J’ai effectivement reçu un mail (perdu parmi les newsletters, publicités et autres spams) concernant l’évolution de mon forfait. Ce mail, daté du 23 octobre 2025, n’a eu d’effet qu’en février 2026, lorsque l’option s’est activée automatiquement, après une période d’essai gratuite que je n’ai pas pu utiliser, ignorant l’existence de cette option.
Cependant, cette modification est censée concerner seulement un service télécom, comme une augmentation de l’enveloppe de données. La DGCCRF (Direction générale de la Concurrence, de la Consommation et de la Répression des fraudes) précise que l’ajout d’un autre service, comme un logiciel de cybersécurité, doit être accepté par l’abonné :
La réglementation en vigueur n’autorise pas de modifier unilatéralement l’abonnement pour d’autres services. Ainsi, pour ajouter un abonnement à des contenus musicaux, l’accès à une bibliothèque en ligne ou un logiciel de sécurité, l’opérateur doit obtenir le consentement exprès de l’abonné. Une modification unilatérale du contrat pour des services non liés aux communications électroniques peut constituer une vente sans commande préalable, interdit par l’article L. 121-12 du Code de la consommation, car cela exige le paiement d’un service sans commande préalable.

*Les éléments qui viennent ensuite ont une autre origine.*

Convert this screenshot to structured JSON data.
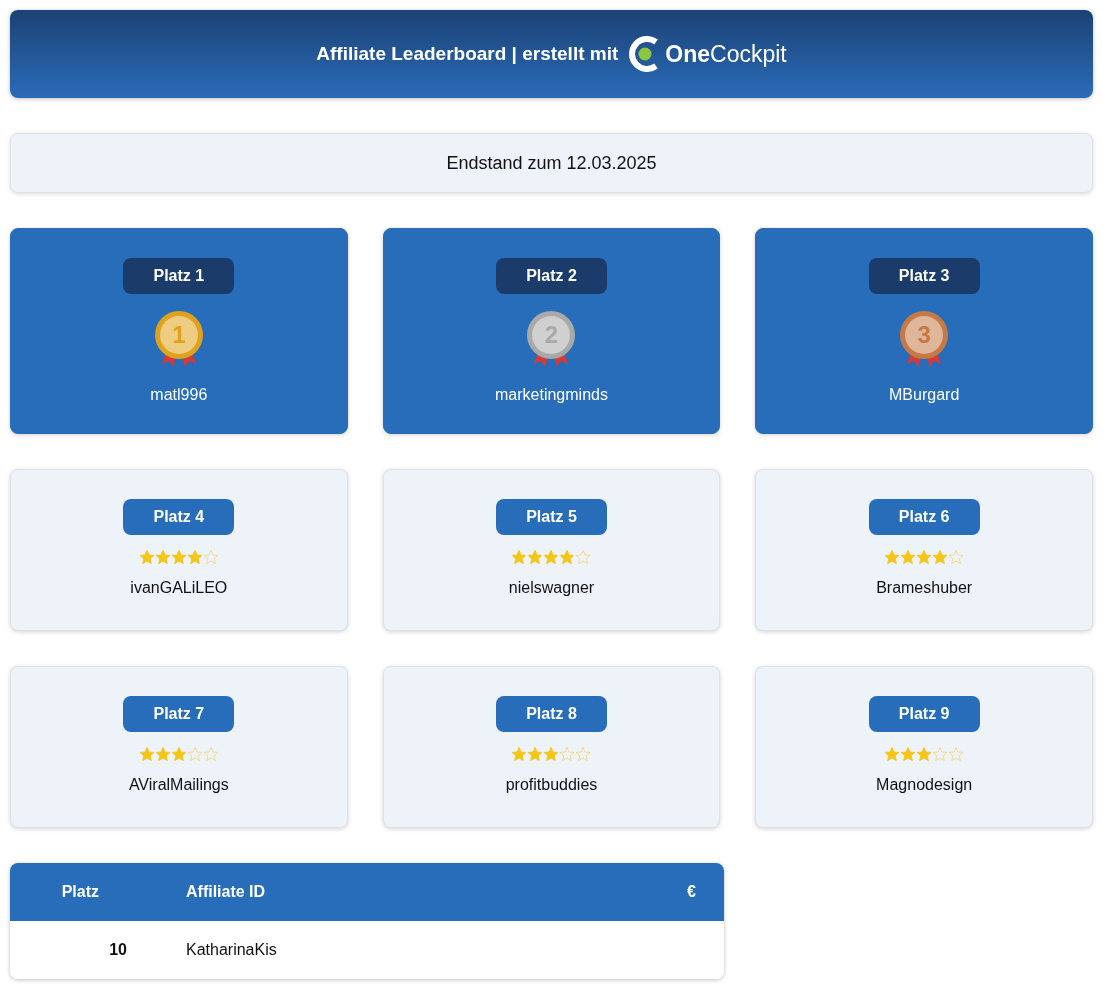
{
  "header": {
    "title": "Affiliate Leaderboard | erstellt mit",
    "logo": "**One**Cockpit"
  },
  "status": "Endstand zum 12.03.2025",
  "cards": [
    {
      "kind": "podium",
      "rank": "Platz 1",
      "color": "#e0a21c",
      "medal_number": "1",
      "name": "matl996"
    },
    {
      "kind": "podium",
      "rank": "Platz 2",
      "color": "#a9a9a9",
      "medal_number": "2",
      "name": "marketingminds"
    },
    {
      "kind": "podium",
      "rank": "Platz 3",
      "color": "#c57a45",
      "medal_number": "3",
      "name": "MBurgard"
    },
    {
      "kind": "rated",
      "rank": "Platz 4",
      "stars": 4,
      "name": "ivanGALiLEO"
    },
    {
      "kind": "rated",
      "rank": "Platz 5",
      "stars": 4,
      "name": "nielswagner"
    },
    {
      "kind": "rated",
      "rank": "Platz 6",
      "stars": 4,
      "name": "Brameshuber"
    },
    {
      "kind": "rated",
      "rank": "Platz 7",
      "stars": 3,
      "name": "AViralMailings"
    },
    {
      "kind": "rated",
      "rank": "Platz 8",
      "stars": 3,
      "name": "profitbuddies"
    },
    {
      "kind": "rated",
      "rank": "Platz 9",
      "stars": 3,
      "name": "Magnodesign"
    }
  ],
  "table": {
    "columns": [
      "Platz",
      "Affiliate ID",
      "€"
    ],
    "rows": [
      {
        "rank": "10",
        "name": "KatharinaKis"
      }
    ]
  }
}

DGCCRF, sur le site du ministère de l’Économie et des Finances
Enfin, il est superflu de préciser que je n’ai jamais été consulté à ce sujet… Et même si mon opérateur affirmait le contraire, il lui incomberait de le prouver.

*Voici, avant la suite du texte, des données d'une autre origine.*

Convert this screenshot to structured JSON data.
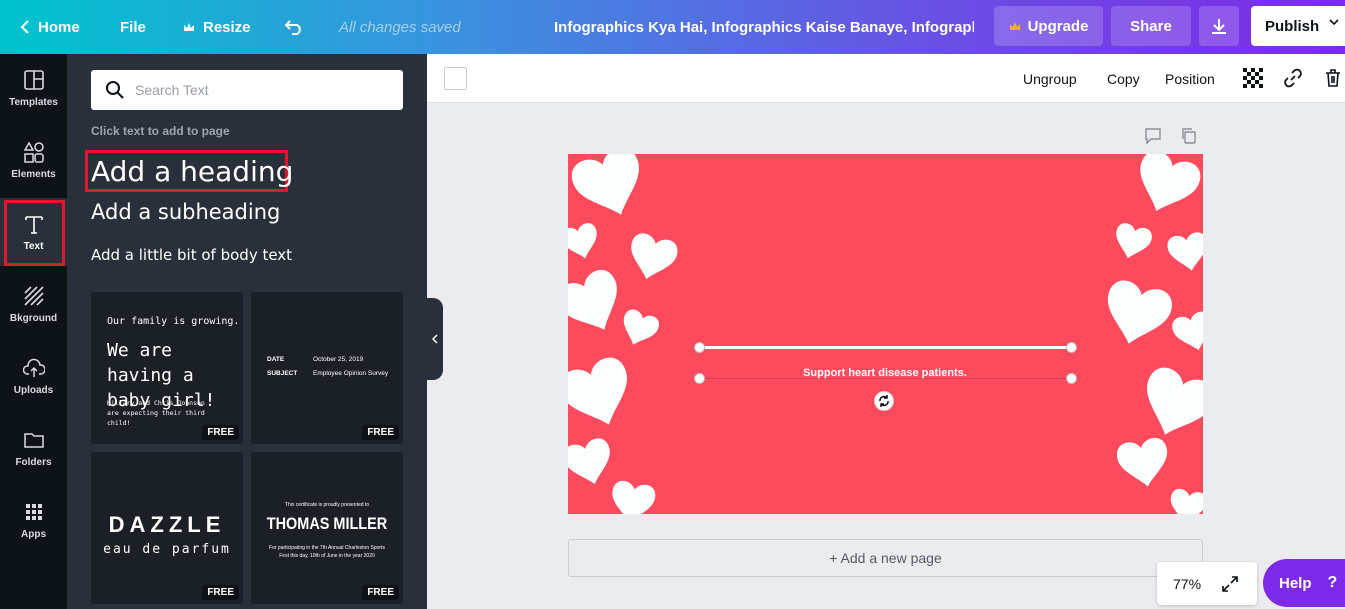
{
  "topbar": {
    "home": "Home",
    "file": "File",
    "resize": "Resize",
    "saved_status": "All changes saved",
    "title": "Infographics Kya Hai, Infographics Kaise Banaye, Infographi...",
    "upgrade": "Upgrade",
    "share": "Share",
    "publish": "Publish"
  },
  "rail": {
    "items": [
      {
        "label": "Templates",
        "icon": "templates-icon"
      },
      {
        "label": "Elements",
        "icon": "elements-icon"
      },
      {
        "label": "Text",
        "icon": "text-icon"
      },
      {
        "label": "Bkground",
        "icon": "background-icon"
      },
      {
        "label": "Uploads",
        "icon": "uploads-icon"
      },
      {
        "label": "Folders",
        "icon": "folders-icon"
      },
      {
        "label": "Apps",
        "icon": "apps-icon"
      }
    ]
  },
  "panel": {
    "search_placeholder": "Search Text",
    "hint": "Click text to add to page",
    "add_heading": "Add a heading",
    "add_subheading": "Add a subheading",
    "add_body": "Add a little bit of body text",
    "free_label": "FREE",
    "templates": {
      "t1": {
        "line1": "Our family is growing.",
        "line2": "We are having a baby girl!",
        "line3": "Hillary and Chris Johnson are expecting their third child!"
      },
      "t2": {
        "date_key": "DATE",
        "date_val": "October 25, 2019",
        "subject_key": "SUBJECT",
        "subject_val": "Employee Opinion Survey"
      },
      "t3": {
        "line1": "DAZZLE",
        "line2": "eau de parfum"
      },
      "t4": {
        "line1": "This certificate is proudly presented to",
        "line2": "THOMAS MILLER",
        "line3": "For participating in the 7th Annual Charleston Sports Fest this day, 10th of June in the year 2020"
      }
    }
  },
  "canvas_toolbar": {
    "ungroup": "Ungroup",
    "copy": "Copy",
    "position": "Position"
  },
  "design": {
    "caption": "Support heart disease patients.",
    "background_color": "#fd4a5c"
  },
  "add_page": "+ Add a new page",
  "zoom": "77%",
  "help": "Help",
  "help_mark": "?"
}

Un système de vente bien rodé
Le plus frustrant dans cette situation, c’est que cette pratique déloyale ressemble à un mécanisme bien rodé pour procéder à une surfacturation discrète. Il y a un délai de plusieurs mois entre le premier mail et la facturation, ainsi que le concept de « l’acceptation par le silence ».

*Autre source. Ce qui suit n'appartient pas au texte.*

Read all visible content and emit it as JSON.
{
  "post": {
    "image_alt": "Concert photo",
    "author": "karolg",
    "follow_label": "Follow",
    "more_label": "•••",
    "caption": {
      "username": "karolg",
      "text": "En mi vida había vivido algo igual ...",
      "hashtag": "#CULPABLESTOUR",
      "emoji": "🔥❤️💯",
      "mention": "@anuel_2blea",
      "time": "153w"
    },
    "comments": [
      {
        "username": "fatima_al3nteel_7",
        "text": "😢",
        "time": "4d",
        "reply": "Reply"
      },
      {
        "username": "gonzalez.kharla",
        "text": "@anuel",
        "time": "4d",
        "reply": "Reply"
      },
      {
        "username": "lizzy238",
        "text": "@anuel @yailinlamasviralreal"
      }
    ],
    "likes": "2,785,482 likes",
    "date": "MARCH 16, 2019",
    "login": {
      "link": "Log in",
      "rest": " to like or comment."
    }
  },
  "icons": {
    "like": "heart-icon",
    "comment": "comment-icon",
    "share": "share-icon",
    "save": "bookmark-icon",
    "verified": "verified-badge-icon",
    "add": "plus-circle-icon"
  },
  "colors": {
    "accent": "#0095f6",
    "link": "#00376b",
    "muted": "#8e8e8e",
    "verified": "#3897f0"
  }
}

En droit français, le silence ne vaut pas consentement, mais les opérateurs utilisent souvent la vente par inertie, profitant de l’inaction des abonnés qui ne lisent pas le mail d’information, le confondent avec une publicité ou oublient de résilier. Il est possible de signaler les abus de son opérateur sur la plateforme SignalConso, dans la section « Téléphonie, fournisseur d’accès internet, média ».
En résumé, il s’agit d’un système de vente bien huilé où le consentement du client est implicitement considéré comme acquis. C’est de l’opt-out, une situation où l’absence d’opposition signifie « oui ». Par le passé, des élus ont tenté d’instaurer l’opt-in dans les relations entre opérateurs télécoms et abonnés, soit le principe inverse où le silence signifie « non », mais sans succès.